Jean était au bord de la crise de nerf.
— Tu as touché aux phares ?
— J’ai rien fait ! Gianna commençait à hyper ventiler.
Les derniers phares des voitures de derrière s’était éteints. Plongés dans l’obscurité, il ne restait dans leur champ de vision que les lueurs menaçantes venant de l’autre bout du tunnel.
Elsa regarda dans le rétroviseur, les phares de voitures commençaient à s’éteindre. Elle devinait que les voitures poursuivaient leur chemin au vrombissement des moteurs toujours présent. Elle ferma les yeux pour sortir de ce mauvais rêve, quand elle les rouvrit aucune lumière n’arriva à ses rétines. Le noir complet s’était emparé du tunnel. Ce noir était d’une pureté rarement atteinte pour les habitués des environnements urbains. Cette sensation s’ajoutait à la peur de la collision, menant à son paroxysme l’anxiété de chaque passager.

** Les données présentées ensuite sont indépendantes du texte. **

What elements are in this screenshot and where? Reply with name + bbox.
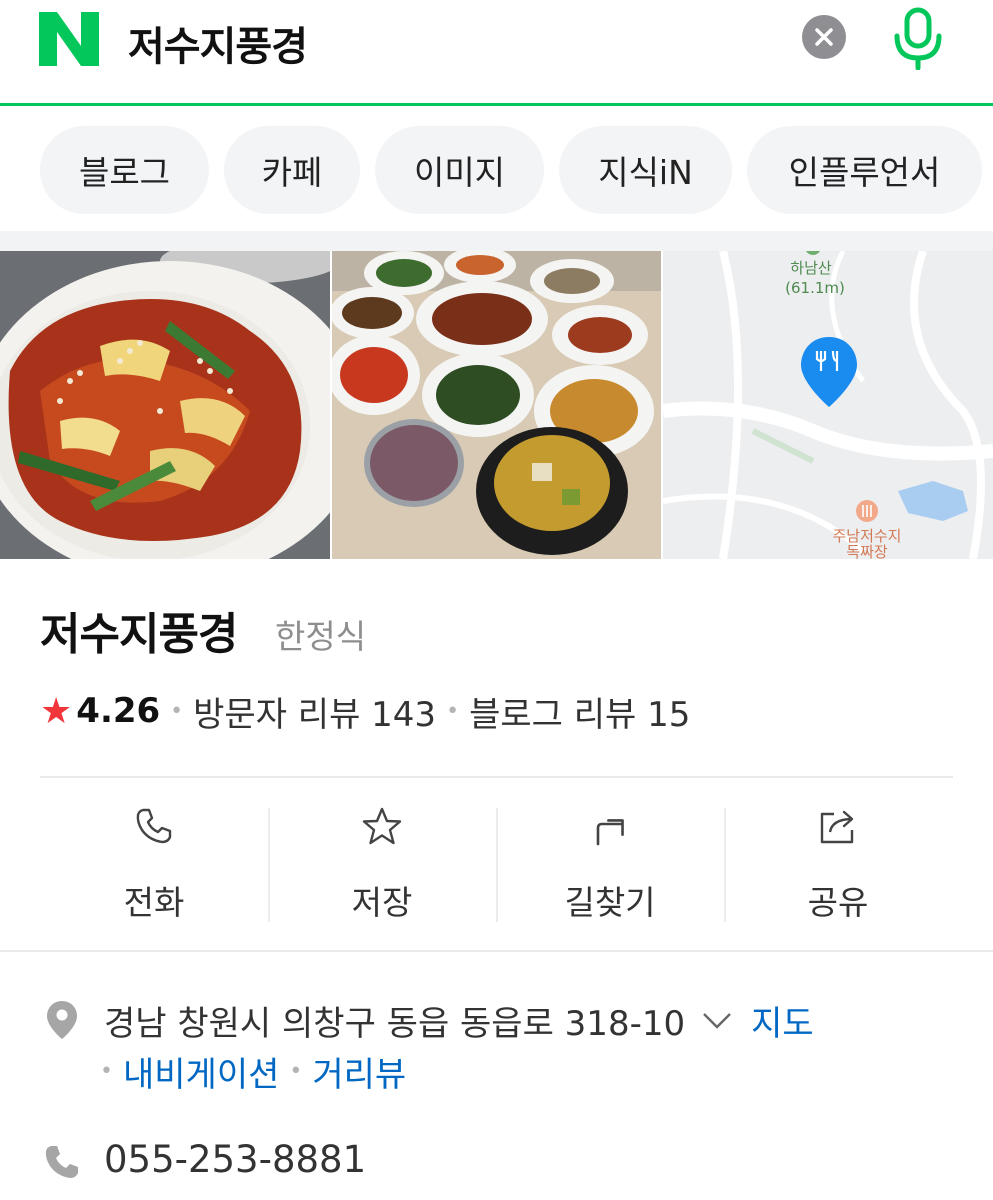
directions-label: 길찾기 [564,883,656,922]
rating-row: ★ 4.26 • 방문자 리뷰 143 • 블로그 리뷰 15 [40,687,690,736]
search-input[interactable]: 저수지풍경 [128,14,308,72]
separator-dot: • [446,698,460,724]
directions-button[interactable]: 길찾기 [496,806,724,922]
call-button[interactable]: 전화 [40,806,268,922]
map-link[interactable]: 지도 [751,996,814,1045]
section-divider [0,231,993,251]
photo-strip: 하남산 (61.1m) 주남저수지 독짜장 [0,251,993,559]
search-bar: 저수지풍경 [0,0,993,106]
tab-knowledge-in[interactable]: 지식iN [559,126,732,214]
phone-icon [45,1146,78,1178]
tab-cafe[interactable]: 카페 [224,126,360,214]
address-links: • 내비게이션 • 거리뷰 [100,1047,406,1096]
directions-icon [596,819,624,846]
blog-reviews-link[interactable]: 블로그 리뷰 15 [469,687,690,736]
star-icon: ★ [40,690,73,732]
map-thumbnail[interactable]: 하남산 (61.1m) 주남저수지 독짜장 [663,251,993,559]
navigation-link[interactable]: 내비게이션 [123,1047,279,1096]
location-pin-icon [47,1001,77,1039]
clear-search-button[interactable] [802,15,846,59]
save-button[interactable]: 저장 [268,806,496,922]
street-view-link[interactable]: 거리뷰 [312,1047,406,1096]
save-label: 저장 [351,883,413,922]
separator-dot: • [100,1058,113,1084]
tab-influencer[interactable]: 인플루언서 [747,126,982,214]
map-mountain-height: (61.1m) [785,279,845,297]
chevron-down-icon[interactable] [701,1004,733,1036]
visitor-reviews-link[interactable]: 방문자 리뷰 143 [193,687,436,736]
map-poi-sub: 독짜장 [846,543,888,559]
share-label: 공유 [807,883,869,922]
address-text[interactable]: 경남 창원시 의창구 동읍 동읍로 318-10 [104,996,685,1045]
place-name[interactable]: 저수지풍경 [40,598,238,662]
address-row: 경남 창원시 의창구 동읍 동읍로 318-10 지도 [104,996,814,1044]
divider [40,776,953,778]
search-category-tabs: 블로그 카페 이미지 지식iN 인플루언서 [0,109,993,231]
phone-number[interactable]: 055-253-8881 [104,1138,366,1181]
naver-logo-icon[interactable] [39,12,99,66]
close-icon [815,28,833,46]
call-label: 전화 [123,883,185,922]
rating-value: 4.26 [76,691,161,731]
phone-icon [136,808,172,844]
tab-images[interactable]: 이미지 [375,126,544,214]
food-photo-main[interactable] [0,251,330,559]
share-button[interactable]: 공유 [724,806,952,922]
action-bar: 전화 저장 길찾기 공유 [40,806,953,922]
table-dishes-photo[interactable] [332,251,661,559]
separator-dot: • [289,1058,303,1084]
map-mountain-name: 하남산 [790,259,832,277]
tab-blog[interactable]: 블로그 [40,126,209,214]
microphone-icon[interactable] [889,6,947,70]
divider [0,950,993,952]
separator-dot: • [170,698,184,724]
star-icon [362,807,402,845]
place-category: 한정식 [275,617,367,656]
share-icon [820,810,854,844]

On commençait à entendre la réverbération des moteurs d’en face. Ils ne devaient plus être très loin. Chaque seconde semblait s’étirer à l’infini, permettant le cheminement de milliards de pensées avant l’instant final. Le temps semblait flotter pour la plupart, privés de la vue et engourdis par l’unique son des moteurs, certains se sentaient déjà partis.
Un crissement insupportable se fit entendre. L’ensemble des voitures freinaient à l’unisson. Les mains sur les oreilles, Elsa ferma les yeux comme pour ne pas voir le danger, pourtant invisible. Dans un air suffocant de caoutchouc brulé, tous les véhicules s’arrêtaient. Les moteurs s’éteignaient.
On entendait des gémissements, des lamentations, des cris venant des voitures aux alentours. Les phares ainsi que l’éclairage du tunnel revint à la normal, éblouissant l’intégralité des passagers. Quand Jean réussit à supporter la lumière, il aperçut dans sa vision flou une rangée de véhicules face à lui. Il y avait à peine quelques mètres entre son pare-chocs et celui d’un camion devant lui, il regarda son conducteur.
Il voulait le prendre dans ses bras, puis senti les bras d’Elsa l’enlacer.
Jean et Gianna sortirent de la voiture, marchèrent quelques pas pour finalement s’allonger sur la route. Ils étaient vivants, il n’y croyaient plus.
Le lendemain, devant sa tasse de café qu’il tournait depuis cinq bonnes minutes, Paul peinait à ouvrir les yeux. Elsa rentra dans l’appartement, le journal local à la main. Elle le lança sur la table où Paul était accoudé.
Il y lit le gros titre : Cyber-Attaque des tunnels Under: un milliers de personnes otages d’activistes anti-progressistes. Il chercha les yeux d’Elsa.
Tout en marchant dans l’appartement, elle racontait.
— C’est la première intimidation de leur campagne, il prévoient d’exposer les failles dans toute la ville pour forcer les autorités à sécuriser les infrastructures.
— Tu veux dire qu’il y aura d’autres folies comme hier soir ?
— Oui, et ils prévoient bien pire, les avions par exemple.
— Mon dieu.
Il prit sa tête dans ses mains. Puis, alignant ses mains sur la table, il reprit d’un ton sérieux.
— Mais, maintenant qu’ils ont annoncé ça, la sécurité va être renforcée non ?
— C’est précisément leur objectif répondit-t-elle pensive, regardant à la fenêtre.
Paul regarda dans le vide tout en tapant rapidement du pied. Quand il leva la tête il trouva Elsa assise en face de lui.
Il osa demander.
— Ils recrutent ? Elsa sourit.
— Tu n’as pas regardé ton téléphone ? elle agitait le sien devant lui.
— Toutes les personnes du tunnel hier ont reçu le même message.
Paul alluma en hâte son téléphone pour y trouver une notification non lue. Il lu le SMS.
Chers terrorisés,
Hier, aurions-nous étés mal intentionnées, vous n’auriez pas connu aujourd’hui. Le laxisme législatif de notre état et la course aveugle au progrès ont permis l’existence de telles situations. Aujourd’hui vivants, choisissez la complaisance dans votre statut de victime impuissante ou participez activement à l’élaboration d’une société plus sûr pour tous.
Que vous choisissiez l’un ou l’autre, ne répondez pas à ce message. Nous savons où vous êtes, vous serez approchés dans les prochains jours pour votre éventuel recrutement.
En vous souhaitant une journée moins mouvementée qu’hier.
P.S. Evitez l’avion aujourd’hui, la météo n’est pas bonne.